Dalam draf beleid tersebut, komoditas gula konsumsi menjadi salah satu barang kebutuhan pokok yang dihapus dalam kelompok jenis barang yang tidak dikenai PPN. Dengan penghapusan itu berarti gula konsumsi akan dikenakan PPN.
Sebetulnya sebelum 2017, gula konsumsi sudah dikenakan PPN. Tetapi petani tebu protes dan melakukan unjuk rasa sehingga sejak 1 September 2017 gula konsumsi dibebaskan dari PPN. Saat itu petani beralasan bahwa gula adalah termasuk bahan pokok dan terkena PPN, sedangkan beras bebas dari PPN.
Pengenaan PPN, kata Khabsyin dipastikan akan merugikan seluruh petani tebu yang ada di Tanah Air karena pengenaan PPN terhadap gula konsumsi pada ujungnya akan menjadi beban petani sebagai produsen.
“Pedagang akan membeli gula tani dengan memperhitungkan beban PPN yang harus dibayarkan. Ini tentu akan berdampak pada harga jual gula tani,”ujar Khabsyin.
Khabsyin mencontohkan saat ini harga jual gula ditingkat petani hanya laku Rp10.500/kg. Apabila dikenakan PPN 12 persen maka yang diterima petani tinggal Rp9.240/kg. Angka tersbeit diakuinya jauh dibawah biaya pokok produksi sebesar 11.500/kg. Padahal pada 2020, gula tani laku Rp11.200/kg tanpa ada PPN.
Selama ini petani tebu sudah dihadapkan pada beragam kebijakan yang memberatkan seperti pengurangan subsidi pupuk, rendahnya HPP gula hingga maraknya gula impor yang beredar di pasaran.
"Lha kok mau dikenakan PPN. Ibaratnya petani sudah jatuh tertimpa tangga.
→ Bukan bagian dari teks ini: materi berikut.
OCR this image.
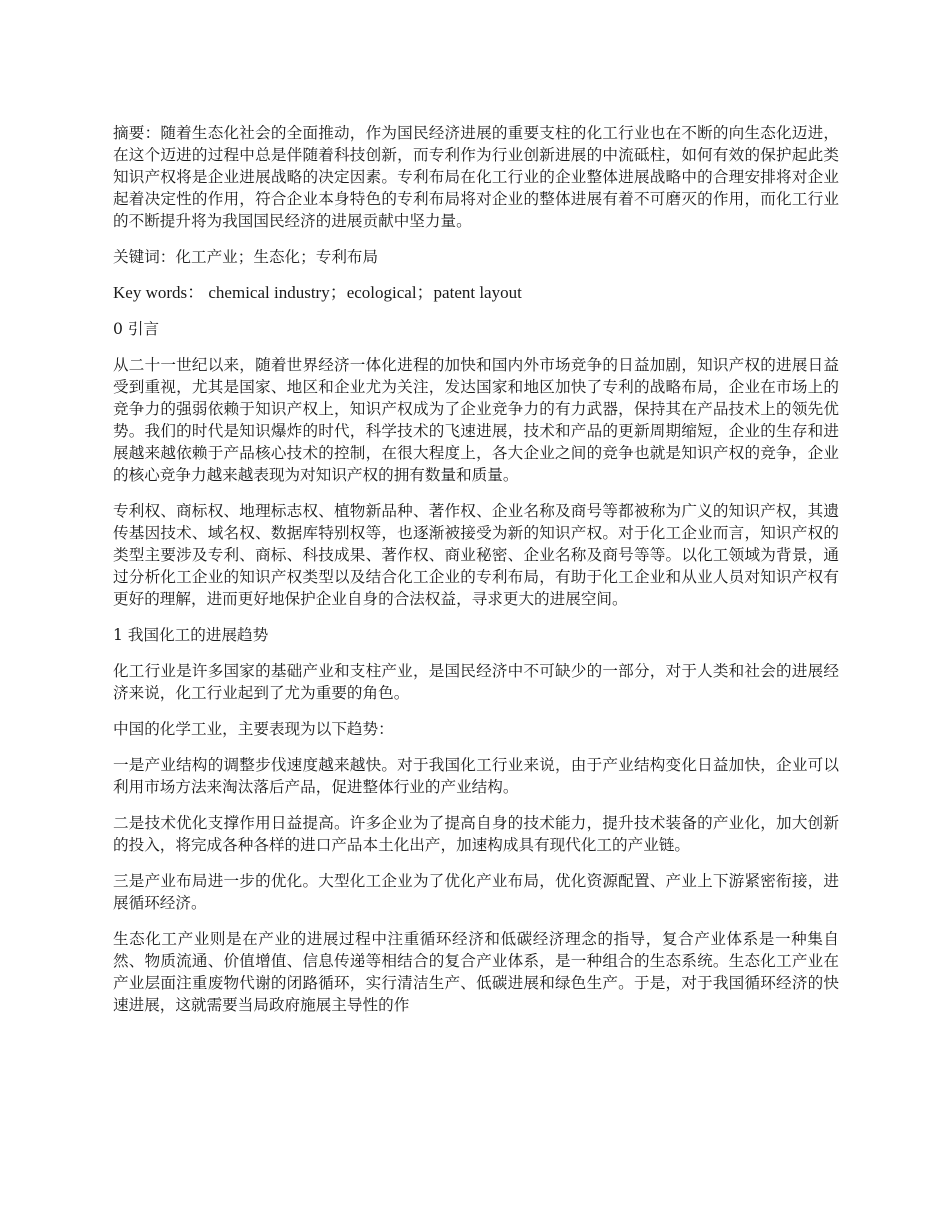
摘要：随着生态化社会的全面推动，作为国民经济进展的重要支柱的化工行业也在不断的向生态化迈进，在这个迈进的过程中总是伴随着科技创新，而专利作为行业创新进展的中流砥柱，如何有效的保护起此类知识产权将是企业进展战略的决定因素。专利布局在化工行业的企业整体进展战略中的合理安排将对企业起着决定性的作用，符合企业本身特色的专利布局将对企业的整体进展有着不可磨灭的作用，而化工行业的不断提升将为我国国民经济的进展贡献中坚力量。

关键词：化工产业；生态化；专利布局

Key words： chemical industry；ecological；patent layout

0 引言

从二十一世纪以来，随着世界经济一体化进程的加快和国内外市场竞争的日益加剧，知识产权的进展日益受到重视，尤其是国家、地区和企业尤为关注，发达国家和地区加快了专利的战略布局，企业在市场上的竞争力的强弱依赖于知识产权上，知识产权成为了企业竞争力的有力武器，保持其在产品技术上的领先优势。我们的时代是知识爆炸的时代，科学技术的飞速进展，技术和产品的更新周期缩短，企业的生存和进展越来越依赖于产品核心技术的控制，在很大程度上，各大企业之间的竞争也就是知识产权的竞争，企业的核心竞争力越来越表现为对知识产权的拥有数量和质量。

专利权、商标权、地理标志权、植物新品种、著作权、企业名称及商号等都被称为广义的知识产权，其遗传基因技术、域名权、数据库特别权等，也逐渐被接受为新的知识产权。对于化工企业而言，知识产权的类型主要涉及专利、商标、科技成果、著作权、商业秘密、企业名称及商号等等。以化工领域为背景，通过分析化工企业的知识产权类型以及结合化工企业的专利布局，有助于化工企业和从业人员对知识产权有更好的理解，进而更好地保护企业自身的合法权益，寻求更大的进展空间。

1 我国化工的进展趋势

化工行业是许多国家的基础产业和支柱产业，是国民经济中不可缺少的一部分，对于人类和社会的进展经济来说，化工行业起到了尤为重要的角色。

中国的化学工业，主要表现为以下趋势：

一是产业结构的调整步伐速度越来越快。对于我国化工行业来说，由于产业结构变化日益加快，企业可以利用市场方法来淘汰落后产品，促进整体行业的产业结构。

二是技术优化支撑作用日益提高。许多企业为了提高自身的技术能力，提升技术装备的产业化，加大创新的投入，将完成各种各样的进口产品本土化出产，加速构成具有现代化工的产业链。

三是产业布局进一步的优化。大型化工企业为了优化产业布局，优化资源配置、产业上下游紧密衔接，进展循环经济。

生态化工产业则是在产业的进展过程中注重循环经济和低碳经济理念的指导，复合产业体系是一种集自然、物质流通、价值增值、信息传递等相结合的复合产业体系，是一种组合的生态系统。生态化工产业在产业层面注重废物代谢的闭路循环，实行清洁生产、低碳进展和绿色生产。于是，对于我国循环经济的快速进展，这就需要当局政府施展主导性的作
Kalau PPN dipaksakan petani siap demo ke Jakarta," ujarnya.
Di sisi lain, pemerintah mengeluarkan kebijakan membebaskan PPN barang mewah nol persen terhadap mobil untuk menggairahkan perekonomian agar dapat bangkit kembali sehingga daya beli masyarakat meningkat.
"Seharusnya para petani diberi stimulus karena sudah bersusah payah menyediakan pangan nasional bukan malah dibebani PPN," imbuhnya.